It is not a particularly attractive parcel, a less than one-acre strip of grass running adjacent to the New Jersey Turnpike, albeit a tiny part of one of the nation’s most visited state parks in a setting with a bird’s eye view of the spectacular Manhattan skyline.
But at a hearing in the park Monday night, officials from Jersey City and conservation groups railed at a proposed lease between the New Jersey Department of Environmental Protection and Texas Eastern Transmission L.P. to divert 0.93 acres of Liberty State Park to allow the company to build a natural gas pipeline into New York City.
The pipeline project, known as Spectra Energy, is one of several natural gas pipeline expansions spurred by the discovery of huge deposits of the fossil fuel in Pennsylvania and New York. Like others that have been proposed, it cuts through land that has been preserved as open space through taxpayer funds, a practice critics say is a violation of the public trust to protect those lands.
They also complain the state is getting a bad deal, even though the 20-year lease between the company and DEP will deliver $2.279 million for the diversion of parkland, money that will be used to fund green-oriented projects in a park visited by five million people each year.
“It’s unconscionable that the state of New Jersey and Green Acres would contemplate giving up this land,’’ said Jeff Kaplowitz, a lifelong resident of Jersey City, who recalled when the park was just a bunch of weeds. “This is the worst deal I’ve ever seen.’’
Such sentiments have been a recurring theme as natural gas pipelines and high-voltage electric power lines have been proposed and pushed by utilities and power companies through public preserved lands. Foes say it is because it is the cheapest way for the companies to expand the state’s gas and electric infrastructure, a policy endorsed by the Christie administration.
With a more modernized gas and electric infrastructure, the administration believes it will drive down costs to those who heat their homes with the fuel, driving down electric bills as well, which now are among the highest in the nation.
The Spectra project has the added disadvantage of trying to build a new gas pipeline through the nation’s most densely populated county. The proposed route of the 16-mile pipeline, runs from Staten Island to Jersey City and then back into New York City, although company officials say the proposed route does not cross residential property along its entire 16 miles.
The company claims the project is designed to meet New Jersey and New York’s future clean and cheap energy needs by expanding its Texas Eastern Transmission and Algonquin Gas Transmission pipeline.
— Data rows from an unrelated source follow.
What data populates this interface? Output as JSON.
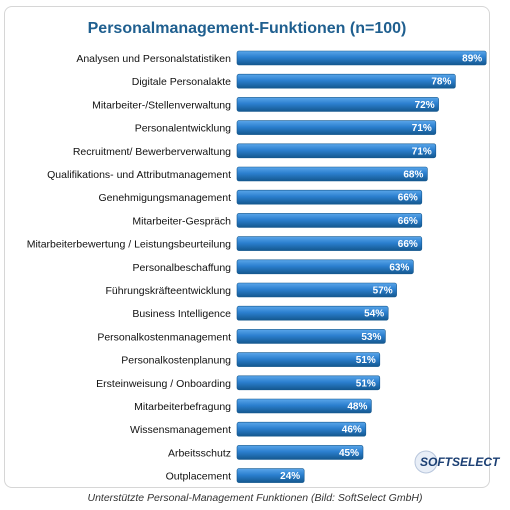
{
  "caption": "Unterstützte Personal-Management Funktionen (Bild: SoftSelect GmbH)",
  "logo": {
    "text": "SOFTSELECT"
  },
  "colors": {
    "bar": "#2b7fcf",
    "bar_dark": "#14588f",
    "title": "#1f5f8f",
    "value_text": "#ffffff"
  },
  "chart_data": {
    "type": "bar",
    "orientation": "horizontal",
    "title": "Personalmanagement-Funktionen (n=100)",
    "xlabel": "",
    "ylabel": "",
    "xlim": [
      0,
      100
    ],
    "grid": false,
    "categories": [
      "Analysen und Personalstatistiken",
      "Digitale Personalakte",
      "Mitarbeiter-/Stellenverwaltung",
      "Personalentwicklung",
      "Recruitment/ Bewerberverwaltung",
      "Qualifikations- und Attributmanagement",
      "Genehmigungsmanagement",
      "Mitarbeiter-Gespräch",
      "Mitarbeiterbewertung / Leistungsbeurteilung",
      "Personalbeschaffung",
      "Führungskräfteentwicklung",
      "Business Intelligence",
      "Personalkostenmanagement",
      "Personalkostenplanung",
      "Ersteinweisung / Onboarding",
      "Mitarbeiterbefragung",
      "Wissensmanagement",
      "Arbeitsschutz",
      "Outplacement"
    ],
    "values": [
      89,
      78,
      72,
      71,
      71,
      68,
      66,
      66,
      66,
      63,
      57,
      54,
      53,
      51,
      51,
      48,
      46,
      45,
      24
    ],
    "value_labels": [
      "89%",
      "78%",
      "72%",
      "71%",
      "71%",
      "68%",
      "66%",
      "66%",
      "66%",
      "63%",
      "57%",
      "54%",
      "53%",
      "51%",
      "51%",
      "48%",
      "46%",
      "45%",
      "24%"
    ]
  }
}
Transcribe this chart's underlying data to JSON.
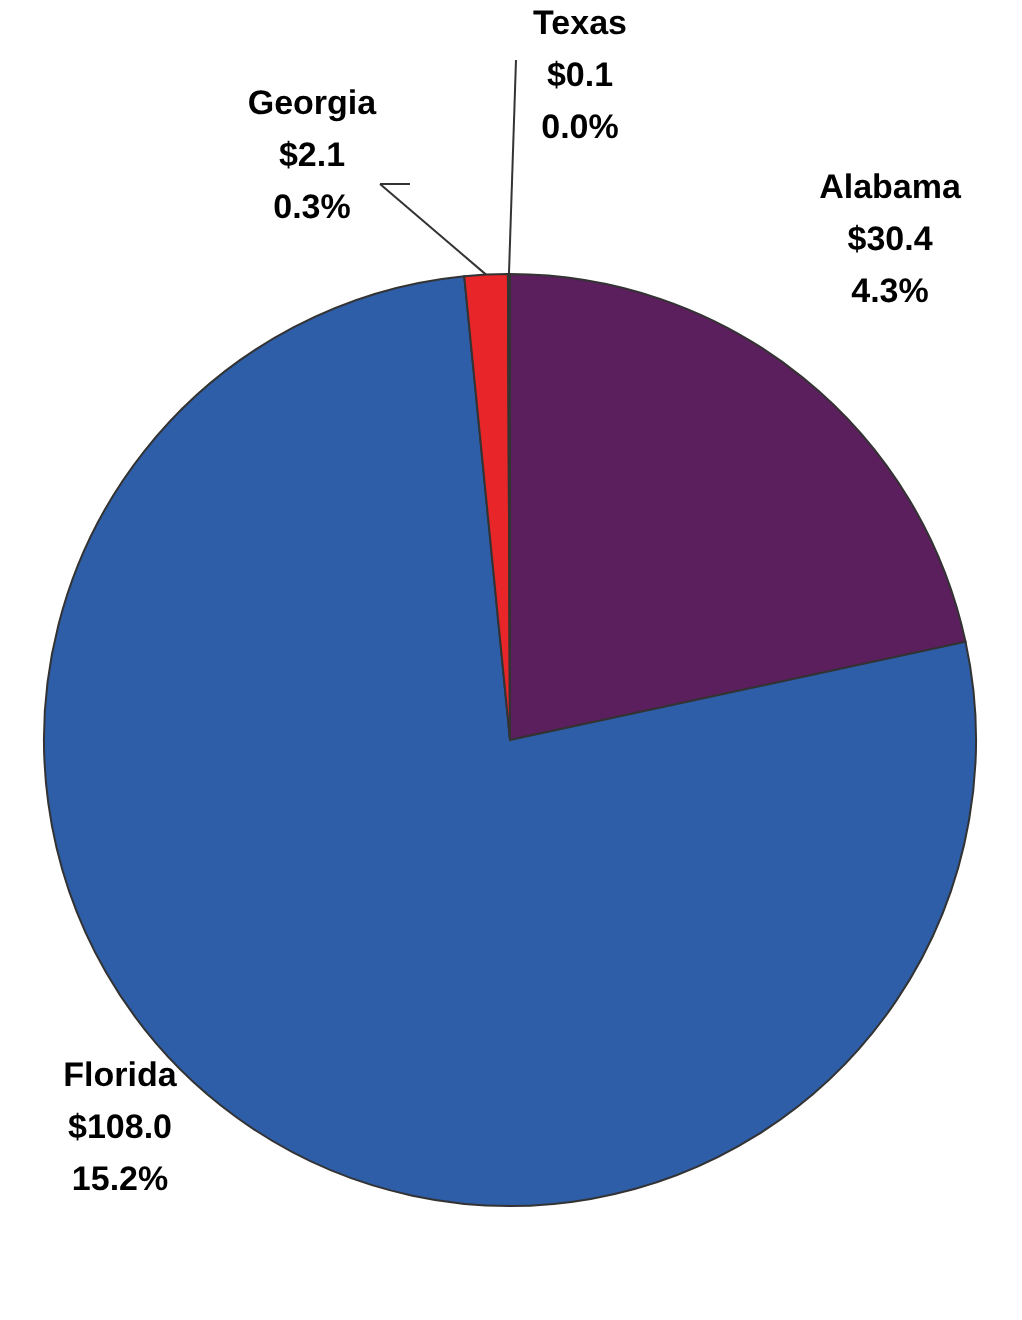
{
  "chart_data": {
    "type": "pie",
    "categories": [
      "Alabama",
      "Florida",
      "Georgia",
      "Texas"
    ],
    "values": [
      30.4,
      108.0,
      2.1,
      0.1
    ],
    "colors": [
      "#5c1f5e",
      "#2e5ea8",
      "#e8262a",
      "#3a7a3a"
    ],
    "value_labels": [
      "$30.4\n4.3%",
      "$108.0\n15.2%",
      "$2.1\n0.3%",
      "$0.1\n0.0%"
    ]
  }
}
It is designed to bring 800 million cubic feet of natural gas each day to the two states.
That view was disputed at the hearing at Liberty State Park. “There is no compelling need,’’ said Raj Mukherji, deputy mayor of Jersey City, who argued the diversion of parkland should only be considered as a last resort.
“It’s a sweetheart deal. Environmentally, it’s a bad deal; economically, it’s a bad deal; and from a homeland security issue, it’s a horrible deal,’’ he said.
DEP officials, however, defended the proposed lease.
Judith Yeany, chief of legal services and stewardship of the state’s Green Acres program, said the proposed lease with Texas Eastern was based on a recommendation in an interagency report, which criticized past leases negotiated by the agency.
Yeany argued that the compensation for the Spectra project reflects recommendations in the report, which suggested, at a minimum, the state be compensated at least 15 cents rental per square foot. In the Liberty State Park case, that floor was inflated substantially, said DEP officials.
But Jeff Tittel, director of the New Jersey Sierra Club, argued the lease still did not reflect the value of the land.
“The current formula, in place, does not properly fit the site,’’ he told the agency. “We don’t believe it is a good deal for the people of New Jersey.’’
The pipeline is expected to be approved by the Federal Energy Regulatory Commission sometime this summer, according to Frank Gessner, a project manager for Texas Eastern. The company hopes to have the pipeline in service by November 2013.